Friday, September 24, 2010

Ambivalent Jordan

Jordan's King Abdullah II returned home from Washington earlier this month having ostensibly urged President Barack Obama to offer his own peace plan to resolve the Palestinian-Israeli "tinderbox." The king's interests in a settlement are doubtlessly sincere yet by no means straightforward.

Abdullah was in the US to attend a two-day Nuclear Security Summit. He had a private lunch with the president as well as a formal Oval Office meeting becoming the first Arab leader to visit the Obama White House. Photographs showed the two leaders smiling and looking relaxed.

In a subsequent interview with the Chicago Tribune, Abdullah predicted that a Middle East war this summer is inevitable given that "Israeli Prime Minister Benjamin Netanyahu is not interested in peace" and that the 2002 Arab Peace Initiative is set to expire in July. Contrary to statements by Arab League officials, Abdullah told the newspaper that the initiative was not "a take-it-or-leave-it document." On Iran's quest for nuclear weapons, the king professed to be sanguine: "If you solve the Israeli-Palestinian problem, nobody needs a nuclear weapon."

In an earlier Wall Street Journal interview, Abdullah intimated that Israel intended to "push" West Bank Palestinians into Jordan. Jordan's Foreign Ministry recently summoned Israel's ambassador to "harshly" protest a (nonexistent) "West Bank expulsion rule." The Hashemite Kingdom, with its mostly Palestinian population, has long feared a "Jordan is Palestine" designation. Though it continues to see itself as the custodian of Muslim and Christian holy places which need defending against "continued [Israeli] provocations," Jordan does not want to reassume responsibility for the West Bank. A recent speech by Queen Rania announcing the launching of "Madrasati Palestine," an initiative to renovate Palestinian schools in east Jerusalem affiliated with the Jordanian wakf, was carefully coordinated with Palestinian Authority Prime Minister Salam Fayyad.
The 1994 Israel-Jordan peace treaty has resulted in a decidedly frosty relationship. The king says ties with Israel have never been worse and that economically Jordan was better off "before my father signed the peace treaty." Yet the Jordanian stock market is rebounding from the global economic downturn, and the kingdom continues to enjoy the trade benefits from its peace with Israel.

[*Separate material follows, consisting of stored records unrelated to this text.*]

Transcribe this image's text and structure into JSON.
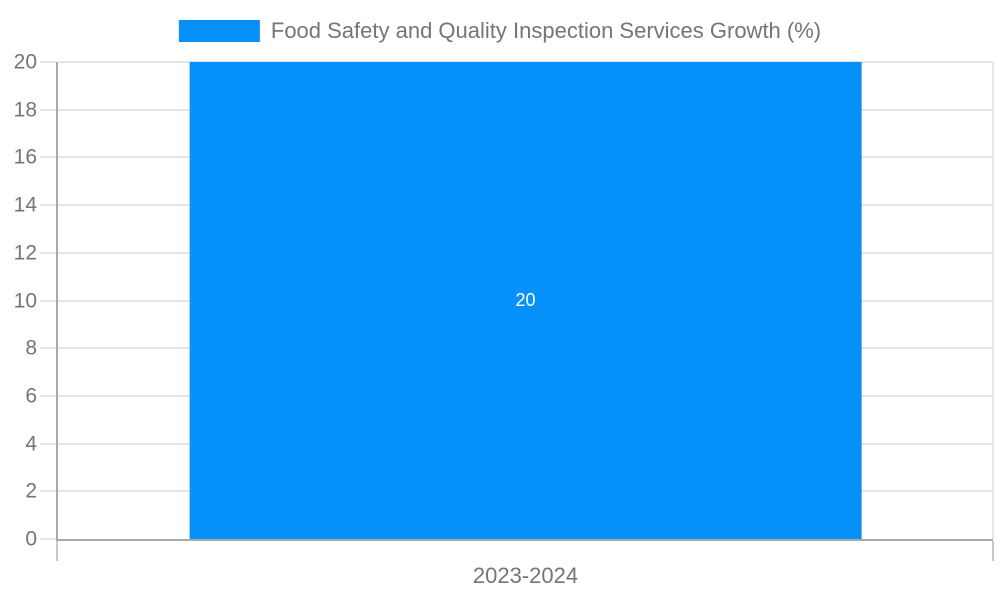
{
  "chart_data": {
    "type": "bar",
    "title": "",
    "legend": {
      "position": "top-center",
      "items": [
        {
          "label": "Food Safety and Quality Inspection Services Growth (%)",
          "color": "#0691FA"
        }
      ]
    },
    "categories": [
      "2023-2024"
    ],
    "series": [
      {
        "name": "Food Safety and Quality Inspection Services Growth (%)",
        "values": [
          20
        ],
        "data_labels": [
          20
        ],
        "color": "#0691FA"
      }
    ],
    "xlabel": "",
    "ylabel": "",
    "ylim": [
      0,
      20
    ],
    "ytick_step": 2,
    "yticks": [
      0,
      2,
      4,
      6,
      8,
      10,
      12,
      14,
      16,
      18,
      20
    ],
    "grid": "horizontal",
    "colors": {
      "bar": "#0691FA",
      "grid": "#e5e5e5",
      "axis": "#a9a9a9",
      "tick": "#c9c9c9",
      "text": "#757575",
      "bar_label": "#ffffff",
      "background": "#ffffff"
    }
  }
}
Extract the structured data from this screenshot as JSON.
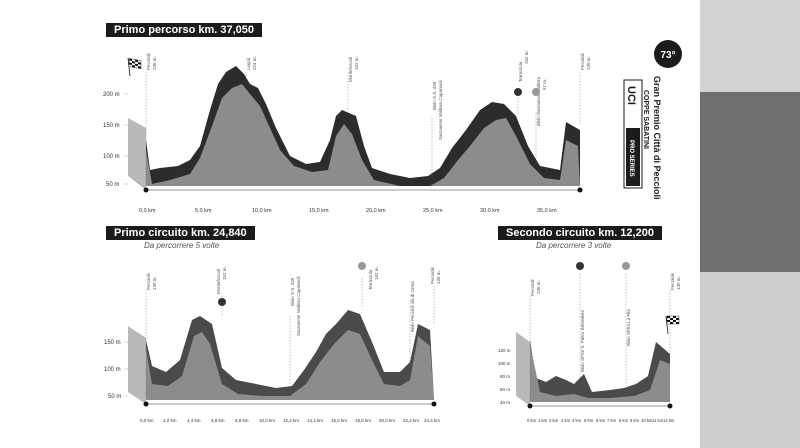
{
  "route": {
    "title": "Primo percorso km. 37,050",
    "y_ticks": [
      "200 m",
      "150 m",
      "100 m",
      "50 m"
    ],
    "x_ticks": [
      "0,0 km",
      "5,0 km",
      "10,0 km",
      "15,0 km",
      "20,0 km",
      "25,0 km",
      "30,0 km",
      "35,0 km"
    ],
    "places": [
      {
        "name": "Pecciolii",
        "alt": "130 m."
      },
      {
        "name": "Legoli",
        "alt": "224 m."
      },
      {
        "name": "Montefoscoli",
        "alt": "152 m."
      },
      {
        "name": "Bivio S.S. 439",
        "alt": "Sarzanese Valdera Capannoli"
      },
      {
        "name": "Terricciola",
        "alt": "162 m."
      },
      {
        "name": "Bivio Sarzanese Valdera",
        "alt": "57 m."
      },
      {
        "name": "Pecciolii",
        "alt": "130 m."
      }
    ]
  },
  "circuit1": {
    "title": "Primo circuito km. 24,840",
    "subtitle": "Da percorrere 5 volte",
    "y_ticks": [
      "150 m",
      "100 m",
      "50 m"
    ],
    "x_ticks": [
      "0,0 km",
      "2,2 km",
      "4,4 km",
      "6,6 km",
      "8,8 km",
      "10,0 km",
      "12,2 km",
      "14,4 km",
      "16,6 km",
      "18,8 km",
      "20,0 km",
      "22,2 km",
      "24,4 km"
    ],
    "places": [
      {
        "name": "Pecciolii",
        "alt": "130 m."
      },
      {
        "name": "Montefoscoli",
        "alt": "152 m."
      },
      {
        "name": "Bivio S.S. 439",
        "alt": "Sarzanese Valdera Capannoli"
      },
      {
        "name": "Terricciola",
        "alt": "162 m."
      },
      {
        "name": "Bivio Peccioli via di Greta",
        "alt": ""
      },
      {
        "name": "Pecciolii",
        "alt": "130 m."
      }
    ]
  },
  "circuit2": {
    "title": "Secondo circuito km. 12,200",
    "subtitle": "Da percorrere 3 volte",
    "y_ticks": [
      "120 m",
      "100 m",
      "80 m",
      "60 m",
      "40 m"
    ],
    "x_ticks": [
      "0 km",
      "1 km",
      "2 km",
      "3 km",
      "4 km",
      "5 km",
      "6 km",
      "7 km",
      "8 km",
      "9 km",
      "10 km",
      "11 km",
      "12 km"
    ],
    "places": [
      {
        "name": "Pecciolii",
        "alt": "130 m."
      },
      {
        "name": "Bivio SP26 S. Pietro Belvedere",
        "alt": ""
      },
      {
        "name": "Bivio SP64 La Fila",
        "alt": ""
      },
      {
        "name": "Pecciolii",
        "alt": "130 m."
      }
    ]
  },
  "logo": {
    "edition": "73°",
    "event": "Gran Premio Città di Peccioli",
    "subtitle": "COPPE SABATINI",
    "uci": "UCI",
    "series": "PRO SERIES"
  },
  "colors": {
    "dark": "#2c2c2c",
    "mid": "#8c8c8c",
    "light": "#b9b9b9",
    "accent": "#1b1b1b"
  }
}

But Abdullah is under constant pressure from the Muslim Brotherhood and the intelligentsia to sever ties with Israel. Soon after two IDF soldiers were killed in an encounter with Palestinian gunmen laying mines along the Gaza border fence, and as news reports circulated that Iranian SCUD missiles had been shipped across Syria to Hizbullah-dominated Lebanon, an editorial in the Jordan Times accused Israel of being determined to start another war despite the prevailing "calm."

What does Jordan want? Assaf David, a Hebrew University expert believes that while Jordan genuinely wants peace between Israel and the Palestinians it simultaneously fears such an accord would permanently codify the Palestinian presence in Jordan and threaten Hashemite rule.